- Tipo NewsREDAZIONALE
- FontePresidio ART-ER a Bruxelles
- Del
Da sapere
Come affermato anche nel 9° rapporto sulla coesione, presentato in marzo 2024, la politica di coesione resta oggi più rilevante che mai: negli anni ha supportato i territori nelle importanti sfide che l’UE ha dovuto affrontare e il suo ruolo si riconferma cruciale in questa fase in cui le disparità nell’UE sono destinate ad aumentare, a causa, tra l’altro, dei cambiamenti demografici, degli effetti della trasformazione digitale, del cambiamento climatico, delle incertezze geopolitiche e del loro impatto sull’economia europea.

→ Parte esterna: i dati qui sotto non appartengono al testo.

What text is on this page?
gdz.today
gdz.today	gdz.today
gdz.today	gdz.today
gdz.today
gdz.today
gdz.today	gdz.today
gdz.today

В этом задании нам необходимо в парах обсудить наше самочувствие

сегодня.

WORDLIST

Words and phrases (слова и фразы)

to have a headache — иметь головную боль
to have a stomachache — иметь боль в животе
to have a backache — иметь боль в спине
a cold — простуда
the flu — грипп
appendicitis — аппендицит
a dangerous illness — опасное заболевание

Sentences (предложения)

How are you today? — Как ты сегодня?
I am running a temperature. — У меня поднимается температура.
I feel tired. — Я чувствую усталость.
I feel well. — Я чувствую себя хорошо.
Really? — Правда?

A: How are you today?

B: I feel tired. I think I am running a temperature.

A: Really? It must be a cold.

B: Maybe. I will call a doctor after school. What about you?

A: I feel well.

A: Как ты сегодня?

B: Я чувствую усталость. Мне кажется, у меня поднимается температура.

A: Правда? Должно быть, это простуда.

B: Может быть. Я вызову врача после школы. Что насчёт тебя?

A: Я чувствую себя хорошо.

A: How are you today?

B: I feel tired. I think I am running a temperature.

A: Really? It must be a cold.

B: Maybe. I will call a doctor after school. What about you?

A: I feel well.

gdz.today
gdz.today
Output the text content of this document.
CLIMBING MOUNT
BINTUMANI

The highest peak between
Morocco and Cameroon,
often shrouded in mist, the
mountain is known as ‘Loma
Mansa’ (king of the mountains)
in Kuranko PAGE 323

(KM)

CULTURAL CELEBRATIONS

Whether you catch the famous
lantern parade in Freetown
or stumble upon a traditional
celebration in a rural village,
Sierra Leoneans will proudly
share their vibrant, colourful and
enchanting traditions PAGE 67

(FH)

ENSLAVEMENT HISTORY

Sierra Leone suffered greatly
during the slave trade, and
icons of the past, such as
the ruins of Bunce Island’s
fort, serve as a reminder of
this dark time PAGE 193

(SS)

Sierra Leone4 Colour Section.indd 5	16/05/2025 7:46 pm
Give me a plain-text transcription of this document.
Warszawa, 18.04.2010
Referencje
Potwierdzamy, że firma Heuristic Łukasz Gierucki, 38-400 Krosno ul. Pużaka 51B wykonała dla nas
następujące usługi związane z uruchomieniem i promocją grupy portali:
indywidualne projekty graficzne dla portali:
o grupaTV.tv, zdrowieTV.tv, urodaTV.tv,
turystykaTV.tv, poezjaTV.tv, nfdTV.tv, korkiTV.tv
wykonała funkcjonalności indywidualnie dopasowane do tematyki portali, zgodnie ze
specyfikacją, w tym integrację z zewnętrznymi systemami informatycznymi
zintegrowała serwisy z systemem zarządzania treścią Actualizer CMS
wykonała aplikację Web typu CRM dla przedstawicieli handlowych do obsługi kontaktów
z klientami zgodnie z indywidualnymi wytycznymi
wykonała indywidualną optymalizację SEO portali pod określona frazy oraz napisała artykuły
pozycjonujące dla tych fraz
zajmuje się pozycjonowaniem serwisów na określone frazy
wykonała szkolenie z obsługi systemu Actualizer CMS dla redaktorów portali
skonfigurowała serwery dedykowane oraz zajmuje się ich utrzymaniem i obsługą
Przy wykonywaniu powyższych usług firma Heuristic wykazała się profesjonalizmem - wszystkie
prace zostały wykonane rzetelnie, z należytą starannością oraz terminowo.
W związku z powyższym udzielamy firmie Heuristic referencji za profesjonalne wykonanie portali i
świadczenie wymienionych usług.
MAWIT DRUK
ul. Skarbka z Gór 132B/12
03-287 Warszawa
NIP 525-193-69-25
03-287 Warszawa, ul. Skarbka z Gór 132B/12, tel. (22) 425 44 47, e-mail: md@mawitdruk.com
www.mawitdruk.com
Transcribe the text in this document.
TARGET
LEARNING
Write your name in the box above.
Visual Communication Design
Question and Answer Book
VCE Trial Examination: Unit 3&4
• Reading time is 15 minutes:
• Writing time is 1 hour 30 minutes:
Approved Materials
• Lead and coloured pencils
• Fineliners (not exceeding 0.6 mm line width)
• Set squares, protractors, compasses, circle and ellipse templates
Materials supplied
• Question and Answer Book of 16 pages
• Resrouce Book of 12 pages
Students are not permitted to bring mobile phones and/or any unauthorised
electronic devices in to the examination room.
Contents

Che cos’è la politica di coesione europea
Principale politica di investimento dell’Unione europea a cui è dedicata una quota significativa del bilancio UE, mira a promuovere uno sviluppo armonioso a livello economico, sociale e territoriale. Nel bilancio dell’attuale programmazione 2021-2027, circa un terzo delle risorse è dedicato all’obiettivo di ridurre il divario tra il livello di sviluppo delle regioni europee, con particolare attenzione alle regioni meno sviluppate, alle zone rurali, a territori interessati dalla transizione industriale e alle regioni che presentano gravi e permanenti svantaggi naturali e demografici. I fondi strutturali europei sono il principale strumento attraverso il quale l’UE persegue questo obiettivo. Tali fondi sono gestiti dalla Commissione in partenariato con Stati membri e autorità regionali nelle fasi di pianificazione, attuazione e monitoraggio. Il ruolo delle Regioni nella gestione di questi fondi è in linea con un principio fondante dell’Unione europea - quello della sussidiarietà - secondo cui l’Unione non interviene, se non nei settori di sua esclusiva giurisdizione, a meno che la sua azione non sia considerata più efficace di quella intrapresa a livello nazionale, regionale o locale.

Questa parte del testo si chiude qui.